Solskjaer had no time to make similar sweeping changes to United’s tactics but the tweaks that facilitated this triumph were devastatingly simple. The interim boss pushed full-backs Shaw and Ashley Young much higher to stretch Cardiff, which had the desired effect going forward and, though each left the kind of space behind them that Mourinho would never tolerate, the Bluebirds were not good enough to seize the few opportunities they had to break.

But this is the brave new post-Mourinho world. Fear and loathing has already given way to enterprise and adventure – just the qualities these players will claim they have been forced to suppress.

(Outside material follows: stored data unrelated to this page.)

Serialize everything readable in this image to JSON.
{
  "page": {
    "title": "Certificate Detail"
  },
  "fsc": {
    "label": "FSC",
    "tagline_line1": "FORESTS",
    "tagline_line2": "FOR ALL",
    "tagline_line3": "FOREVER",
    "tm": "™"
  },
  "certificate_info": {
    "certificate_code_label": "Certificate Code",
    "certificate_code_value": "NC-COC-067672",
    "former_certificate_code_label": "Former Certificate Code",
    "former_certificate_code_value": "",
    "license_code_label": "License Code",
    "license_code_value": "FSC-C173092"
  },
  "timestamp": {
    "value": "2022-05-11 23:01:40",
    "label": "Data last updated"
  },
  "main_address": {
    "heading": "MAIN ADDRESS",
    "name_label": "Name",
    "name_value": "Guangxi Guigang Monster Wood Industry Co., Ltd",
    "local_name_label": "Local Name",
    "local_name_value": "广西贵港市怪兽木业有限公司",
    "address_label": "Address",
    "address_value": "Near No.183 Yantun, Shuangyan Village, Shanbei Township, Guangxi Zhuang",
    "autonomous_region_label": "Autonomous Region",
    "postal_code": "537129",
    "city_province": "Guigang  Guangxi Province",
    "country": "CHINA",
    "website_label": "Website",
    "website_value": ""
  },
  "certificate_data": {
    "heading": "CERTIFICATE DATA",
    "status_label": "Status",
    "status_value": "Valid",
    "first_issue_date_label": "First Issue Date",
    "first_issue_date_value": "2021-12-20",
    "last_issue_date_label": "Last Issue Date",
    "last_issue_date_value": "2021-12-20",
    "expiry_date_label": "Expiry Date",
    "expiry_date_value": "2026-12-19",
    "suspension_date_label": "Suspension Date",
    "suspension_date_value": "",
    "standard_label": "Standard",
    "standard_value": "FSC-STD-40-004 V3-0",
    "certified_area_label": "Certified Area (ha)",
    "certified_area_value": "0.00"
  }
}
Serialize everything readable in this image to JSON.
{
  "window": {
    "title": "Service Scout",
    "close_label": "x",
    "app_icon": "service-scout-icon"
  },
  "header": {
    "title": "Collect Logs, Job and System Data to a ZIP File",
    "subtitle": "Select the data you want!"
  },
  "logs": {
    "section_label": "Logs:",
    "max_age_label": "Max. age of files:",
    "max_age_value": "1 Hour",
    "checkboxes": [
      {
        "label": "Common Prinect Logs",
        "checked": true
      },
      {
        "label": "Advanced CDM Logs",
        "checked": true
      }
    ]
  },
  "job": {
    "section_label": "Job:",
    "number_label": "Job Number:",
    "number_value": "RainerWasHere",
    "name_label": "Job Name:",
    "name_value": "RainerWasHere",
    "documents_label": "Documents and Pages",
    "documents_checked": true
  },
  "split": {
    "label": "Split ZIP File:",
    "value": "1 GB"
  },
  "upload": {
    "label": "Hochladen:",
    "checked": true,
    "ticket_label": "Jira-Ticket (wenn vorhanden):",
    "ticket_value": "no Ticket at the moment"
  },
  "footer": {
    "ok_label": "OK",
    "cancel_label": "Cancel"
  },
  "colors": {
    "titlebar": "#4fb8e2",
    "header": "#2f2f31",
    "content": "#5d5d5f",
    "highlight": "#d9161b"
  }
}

The stars who went without exception to salute the United fans, in stark contrast to previous weeks when too many of the same individuals had sloped off either too ashamed or too entitled to acknowledge their support, were damned either way today. A continuation of their previous struggles would have given Mourinho some exoneration, but so too in some ways does an improvement as vast and as rapid as this. The ex-manager was not instructing the players not to press as hard and pass as precisely as they did today, and the immediate shift suggests that the dressing room wasn’t doing all it could for Mourinho and, consequently, the club as a whole or its fans. As Solskjaer said after witnessing the level of graft unprecedented this season: “Your work-rate is the easiest thing to work on.”

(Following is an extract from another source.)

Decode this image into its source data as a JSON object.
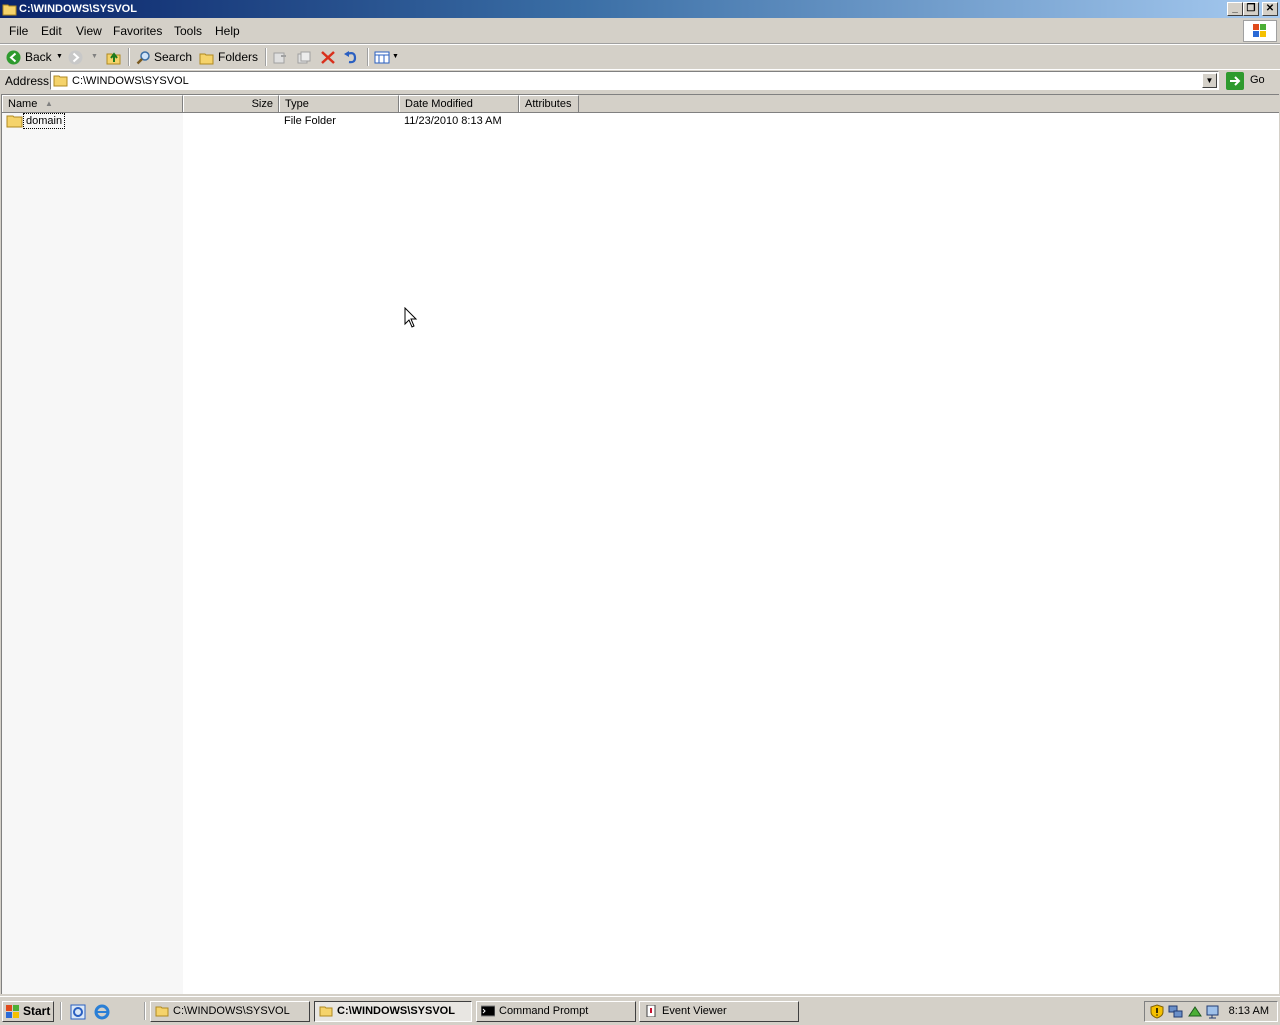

As the smiles suggested throughout the evening, from the pitch, the bench and the stand, what’s done is done. Pogba and Alexis Sanchez should face consequences for their unwillingness to hide their glee at Mourinho’s fate, but there is little to be gained now from dwelling on one of the most miserable chapters in United’s recent history. Solskjaer is only interested in looking forward, literally and metaphorically. His players appear certain to thrive while being encouraged to do the same.